失業中で子連れの男が同じ境遇にある女を助けようとする。1935年公開作品。監督は小津安二郎で、出演は坂本武、突貫小僧(青木富夫)、末松孝行、岡田嘉子、小島和子、飯田蝶子。
小津安二郎が戦前に監督した白黒サイレント映画です。原作のウィンザアト・モネは、Without moneyをもじった架空の人物名です。小津の遊び心が為せる業です。

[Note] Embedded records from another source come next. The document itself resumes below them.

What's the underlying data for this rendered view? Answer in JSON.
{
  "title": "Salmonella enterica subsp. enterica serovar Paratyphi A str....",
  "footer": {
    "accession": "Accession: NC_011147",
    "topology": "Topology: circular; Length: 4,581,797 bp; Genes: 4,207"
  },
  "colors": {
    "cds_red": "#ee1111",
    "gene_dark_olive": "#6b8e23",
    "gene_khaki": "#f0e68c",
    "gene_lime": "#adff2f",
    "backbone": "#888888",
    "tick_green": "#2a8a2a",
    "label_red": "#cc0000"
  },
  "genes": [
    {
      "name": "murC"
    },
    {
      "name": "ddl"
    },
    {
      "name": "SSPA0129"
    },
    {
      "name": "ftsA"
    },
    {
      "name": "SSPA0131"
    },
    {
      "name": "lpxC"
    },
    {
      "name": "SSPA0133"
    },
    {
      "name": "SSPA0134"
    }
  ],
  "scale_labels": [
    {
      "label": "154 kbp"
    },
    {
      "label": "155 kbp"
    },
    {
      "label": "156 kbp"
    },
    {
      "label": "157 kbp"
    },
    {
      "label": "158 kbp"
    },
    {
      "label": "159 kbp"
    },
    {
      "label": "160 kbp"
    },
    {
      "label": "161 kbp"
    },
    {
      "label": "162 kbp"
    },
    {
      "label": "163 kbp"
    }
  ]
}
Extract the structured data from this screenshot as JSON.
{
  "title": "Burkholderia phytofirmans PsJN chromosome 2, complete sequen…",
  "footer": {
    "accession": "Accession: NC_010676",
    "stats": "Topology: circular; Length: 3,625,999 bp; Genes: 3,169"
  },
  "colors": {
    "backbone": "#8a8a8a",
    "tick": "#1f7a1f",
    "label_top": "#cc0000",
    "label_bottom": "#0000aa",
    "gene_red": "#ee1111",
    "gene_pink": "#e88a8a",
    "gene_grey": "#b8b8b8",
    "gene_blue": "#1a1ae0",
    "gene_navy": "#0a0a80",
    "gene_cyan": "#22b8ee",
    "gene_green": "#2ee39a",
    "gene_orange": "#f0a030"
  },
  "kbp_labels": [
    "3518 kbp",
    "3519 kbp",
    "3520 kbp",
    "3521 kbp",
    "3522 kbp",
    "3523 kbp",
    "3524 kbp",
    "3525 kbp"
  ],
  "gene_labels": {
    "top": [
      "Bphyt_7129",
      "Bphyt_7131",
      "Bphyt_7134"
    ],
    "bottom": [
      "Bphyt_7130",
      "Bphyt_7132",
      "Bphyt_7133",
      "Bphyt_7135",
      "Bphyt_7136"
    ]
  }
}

失業中の男(坂本武)の息子役を突貫小僧と末松孝行が、失業中の女(岡田嘉子)の娘役を小島和子が演じています。この子役たちの演技には、大人に媚びるようなわざとらしさ、あざとさがありません。是枝裕和監督作品に出演する子役たちに近いものがあります。
不況だった当時の世相を反映させた貧乏描写が見られます。小津を敬愛するアキ・カウリスマキ監督作品に通じるものがあります。
人情物と謳われた本作でありながら、安易なハッピーエンドは避けられています。こうしたラストもまた当時の暗い世相が反映されたものなのです。